Tianjin was among the first cities in modern China to come under Western influence. After the Second Opium War in 1860, the city was designated a treaty port. Many foreign business people, soldiers, and missionaries, mainly from Europe and America, flocked to be in the “closest port to the Forbidden City”. They left Tianjin with its unique architectural heritage.
At the end of the 30-minute high-speed train journey from Beijing, you will see Tianjin stretching along both banks of the Haihe River. Just as the romance of Paris is best savored from a boat trip along the Seine, the glamour of Tianjin starts from the Haihe River. A river cruise reveals the booming cityscape; old and new bridges decorated with brilliant lights in the evening; historic buildings and statues, incorporating both Chinese features and European styles; and the world’s only Ferris wheel built on bridge.
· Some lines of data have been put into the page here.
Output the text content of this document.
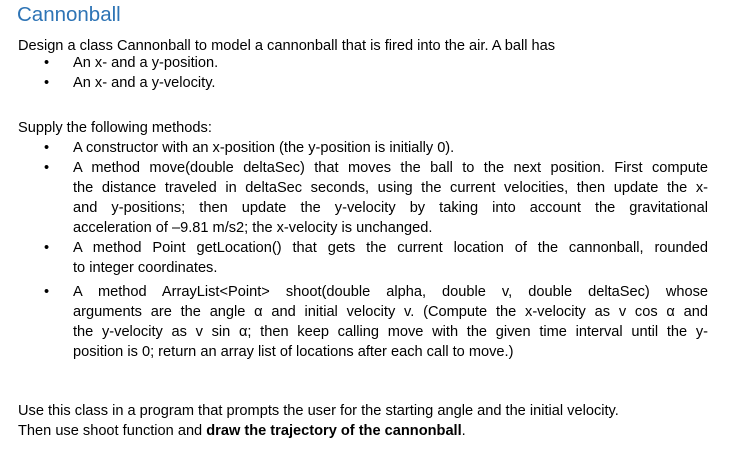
Cannonball
Design a class Cannonball to model a cannonball that is fired into the air. A ball has
•	An x- and a y-position.
•	An x- and a y-velocity.
Supply the following methods:
•	A constructor with an x-position (the y-position is initially 0).
•	A method move(double deltaSec) that moves the ball to the next position. First compute
the distance traveled in deltaSec seconds, using the current velocities, then update the x-
and y-positions; then update the y-velocity by taking into account the gravitational
acceleration of –9.81 m/s2; the x-velocity is unchanged.
•	A method Point getLocation() that gets the current location of the cannonball, rounded
to integer coordinates.
•	A method ArrayList<Point> shoot(double alpha, double v, double deltaSec) whose
arguments are the angle α and initial velocity v. (Compute the x-velocity as v cos α and
the y-velocity as v sin α; then keep calling move with the given time interval until the y-
position is 0; return an array list of locations after each call to move.)
Use this class in a program that prompts the user for the starting angle and the initial velocity.
Then use shoot function and draw the trajectory of the cannonball.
But a walk through the city’s historic avenues takes you back to another era. On the north bank of the Haihe River, you can see the Wanghailou Catholic Church, built almost 100 years ago; the North Jiefang Road Financial Street, known as the “Wall Street of the East”; and the Italian-style Area, which used to be that country’s concession, could be the best preserved Italian architectural complex in Asia.
Tianjin was originally a fishing village. It developed into a city as many dynasties chose nearby Beijing as their capital. It was known in China as the “Backyard of Politicians”. Relatives of the emperor and the high officials of the Qing Dynasty, presidents and premiers of the early Republic of China, revolutionary pioneers, as well as well-known foreigners came to live in the Five-Avenue Area, a collection of garden-style foreign buildings on the south bank. Each residence recorded a slice of modern Chinese history and left behind numerous stories.
The city is also a haven of Chinese culture and boasts its own traditional specialties. The locals are known in China for their humor, partly because it is the center for the art of xiangsheng, or cross talk, a hugely popular form of comic dialogue. Yangliuqing County, 15 kilometers west of Tianjin’s urban area, is the cradle of Chinese New Year-themed, traditional woodblock paintings. Its time-honored cuisine includes Goubili baozi (steamed stuffed buns), and guifaxiang mahua, or fried twisted dough. Both are worth sampling.
All of these can be enjoyed at the Ancient Culture Street, near the Zhangzizhong Road along the Haihe River. At 680 meters long, it features as its central landmark the Mazu Temple (Heavenly Empress Palace), one of the oldest temples in Tianjin.